Register a SA Forums Account here!
JOINING THE SA FORUMS WILL REMOVE THIS BIG AD, THE ANNOYING UNDERLINED ADS, AND STUPID INTERSTITIAL ADS!!!

You can: log in, read the tech support FAQ, or request your lost password. This dumb message (and those ads) will appear on every screen until you register! Get rid of this crap by registering your own SA Forums Account and joining roughly 150,000 Goons, for the one-time price of $9.95! We charge money because it costs us money per month for bills, and since we don't believe in showing ads to our users, we try to make the money back through forum registrations.
 
  • Locked thread
Cleretic
Feb 3, 2010


Ignore my posts!
I'm aggressively wrong about everything!
Problem description: My computer has started crashing at effectively random intervals, usually during/soon after a gaming session. The crash is instant, with the screen going black and any audio cutting out, accompanied by one of the system's fans running extremely loudly. Usually, if a crash happens and I boot it up to keep playing, it'll happen sooner next time. Suspecting overheating I've installed and started running OpenHardwareMonitor, specifically watching my processor's heat levels; it tends to happen when the CPU package temperature starts floating around the 50s (in Celsius), but I've seen it spike into the 60s and not crash.
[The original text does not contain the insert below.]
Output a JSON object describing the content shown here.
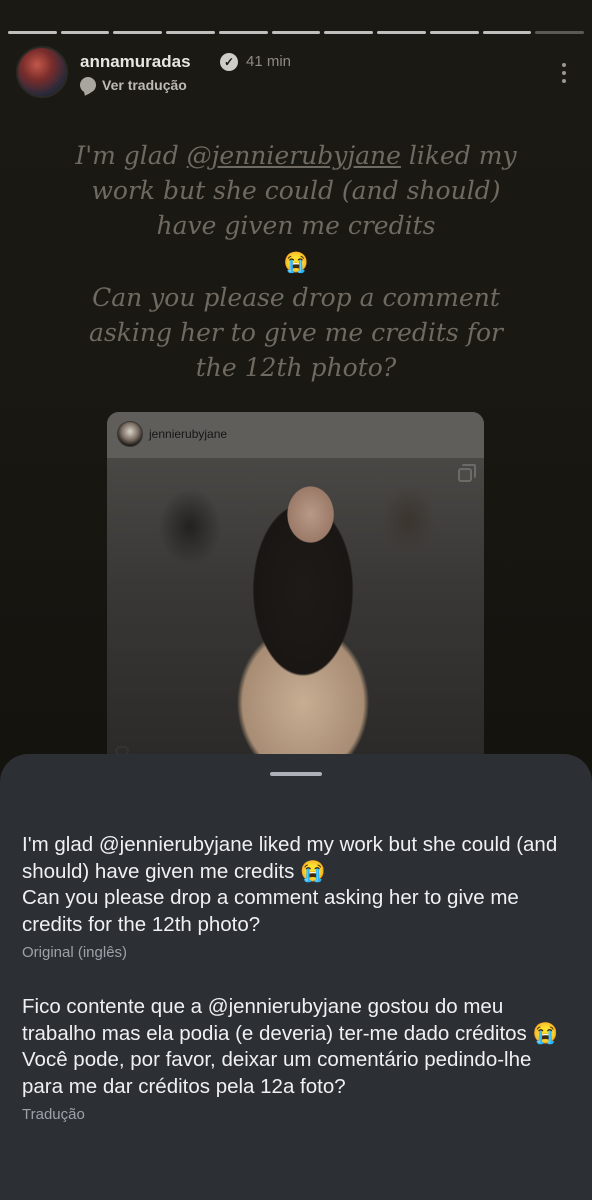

Attempted fixes: I've been running on the assumption that this is a problem caused by the processor overheating, as it seems to be the processor's fan running loud (I can't be sure, though, the system's main fan is close enough that I can't pinpoint the sound exactly). And sure enough, cleaning out dust with compressed air and applying new thermal paste seemed to stop the issue for a little over a week, but it's suddenly started happening again.

My current suspicion is that I either didn't apply the thermal paste right, or that the 'natural' overheating episodes actually permanently damaged the processor, but I'm not confident enough about either of them to try with that assumption.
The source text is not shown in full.